Jakarta — Kementerian Transmigrasi siap memberikan dukungan penuh terhadap pembangunan di Provinsi Banten guna meningkatkan kesejahteraan masyarakat. Menteri Transmigrasi M. Iftitah Sulaiman Suryanagara menegaskan pihaknya siap mengerahkan seluruh sumber daya yang dimiliki untuk membantu kebutuhan pembangunan daerah.
“Saya siap mendukung. Pak Gubernur butuh apa, dari yang saya punya sekarang ini, sumber daya saya siap. Kalau saya pernah bicara dengan Bupati Pandeglang, saya sampaikan konsep transmigrasi hari ini tidak lagi pemindahan penduduk. Konsep transmigrasi hari ini adalah membangun penciptakan kawasan ekonomi baru,” ujar Menteri Iftitah dalam acara Kumpul Jeung Dulur, Sinergi Diaspora Membangun Banten di Jakarta, Sabtu (28/3).
Sebagai bagian dari implementasi konsep baru tersebut, Mentrans berencana mencari lahan di Banten untuk dikembangkan menjadi kawasan industri terpadu. Kawasan ini nantinya akan dilengkapi dengan fasilitas pendidikan, layanan kesehatan, serta pusat ekonomi seperti pasar.
“Saya sedang mencari lahan di Banten, di mana yang ada lahan, misalkan 100 hektar kan sudah bisa untuk kawasan industri. Tetapi nanti lahan itu tetap punya negara, kemudian ada industrinya di situ, yang terintegrasi mulai dari SD, SMP, SMA. Kemudian ada puskesmasnya, ada pasarnya dan sebagainya. Sehingga nanti masyarakat itu langsung mendapatkan manfaat,” papar Mentrans.
Pendekatan ini diharapkan mampu menciptakan efek berganda (multiplier effect), mulai dari penyerapan tenaga kerja lokal hingga tumbuhnya ekosistem ekonomi yang berkelanjutan. Belajar dari pengalaman di daerah lain, pembangunan kawasan ekonomi harus terintegrasi agar tidak hanya menghasilkan angka pertumbuhan, tetapi juga meningkatkan kesejahteraan masyarakat secara nyata.
“Persoalannya sering kali masyarakat lokal tidak terserap dan ekosistemnya tidak terbangun. Ini yang harus kita perbaiki,” ungkap Menteri Iftitah.
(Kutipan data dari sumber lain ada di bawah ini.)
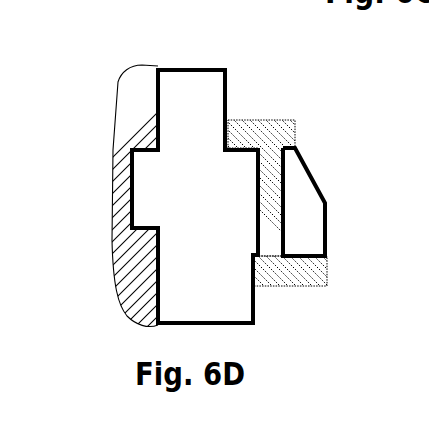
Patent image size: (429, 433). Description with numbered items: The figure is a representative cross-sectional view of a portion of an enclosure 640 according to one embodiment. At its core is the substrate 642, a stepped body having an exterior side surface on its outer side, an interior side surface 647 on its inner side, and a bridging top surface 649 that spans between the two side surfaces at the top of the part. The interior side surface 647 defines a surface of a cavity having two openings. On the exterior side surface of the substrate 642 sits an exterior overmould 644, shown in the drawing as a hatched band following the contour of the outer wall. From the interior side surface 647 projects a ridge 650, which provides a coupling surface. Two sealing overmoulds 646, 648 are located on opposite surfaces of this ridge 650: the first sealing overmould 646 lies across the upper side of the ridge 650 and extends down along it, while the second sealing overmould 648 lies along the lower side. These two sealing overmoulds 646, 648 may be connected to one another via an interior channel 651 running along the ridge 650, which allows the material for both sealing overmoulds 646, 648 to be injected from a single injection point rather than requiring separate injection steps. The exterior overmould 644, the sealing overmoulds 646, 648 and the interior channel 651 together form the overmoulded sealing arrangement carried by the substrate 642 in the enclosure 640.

The seal assembly 640 is at (100, 321).
The substrate 642 is at (215, 304).
The exterior overmould 644 is at (108, 233).
The sealing overmould 646 is at (268, 120).
The interior side surface 647 is at (228, 102).
The sealing overmould 648 is at (273, 287).
The bridging top surface 649 is at (193, 70).
The ridge 650 is at (360, 185).
The interior channel 651 is at (258, 203).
Selain itu, Kementerian Transmigrasi juga mendorong pengembangan industri strategis seperti tekstil, sejalan dengan fokus pemerintah pusat. Penguatan sumber daya manusia akan diarahkan pada pendekatan yang lebih aplikatif, tidak hanya pendidikan, tetapi juga penugasan langsung di lapangan.
“Pak Presiden juga lagi fokus industri tekstil nasional. Nah itulah yang nanti saya mungkin sedikit lebih advance, tidak lagi menyekolah-menyekolahkan, tapi setelah itu harus dikasih penugasan. Harus aplikatif,” kata Mentrans.
Kementerian Transmigrasi optimistis dapat berkontribusi nyata dalam pembangunan Banten yang inklusif dan berkelanjutan, serta memberikan manfaat langsung bagi kesejahteraan rakyat.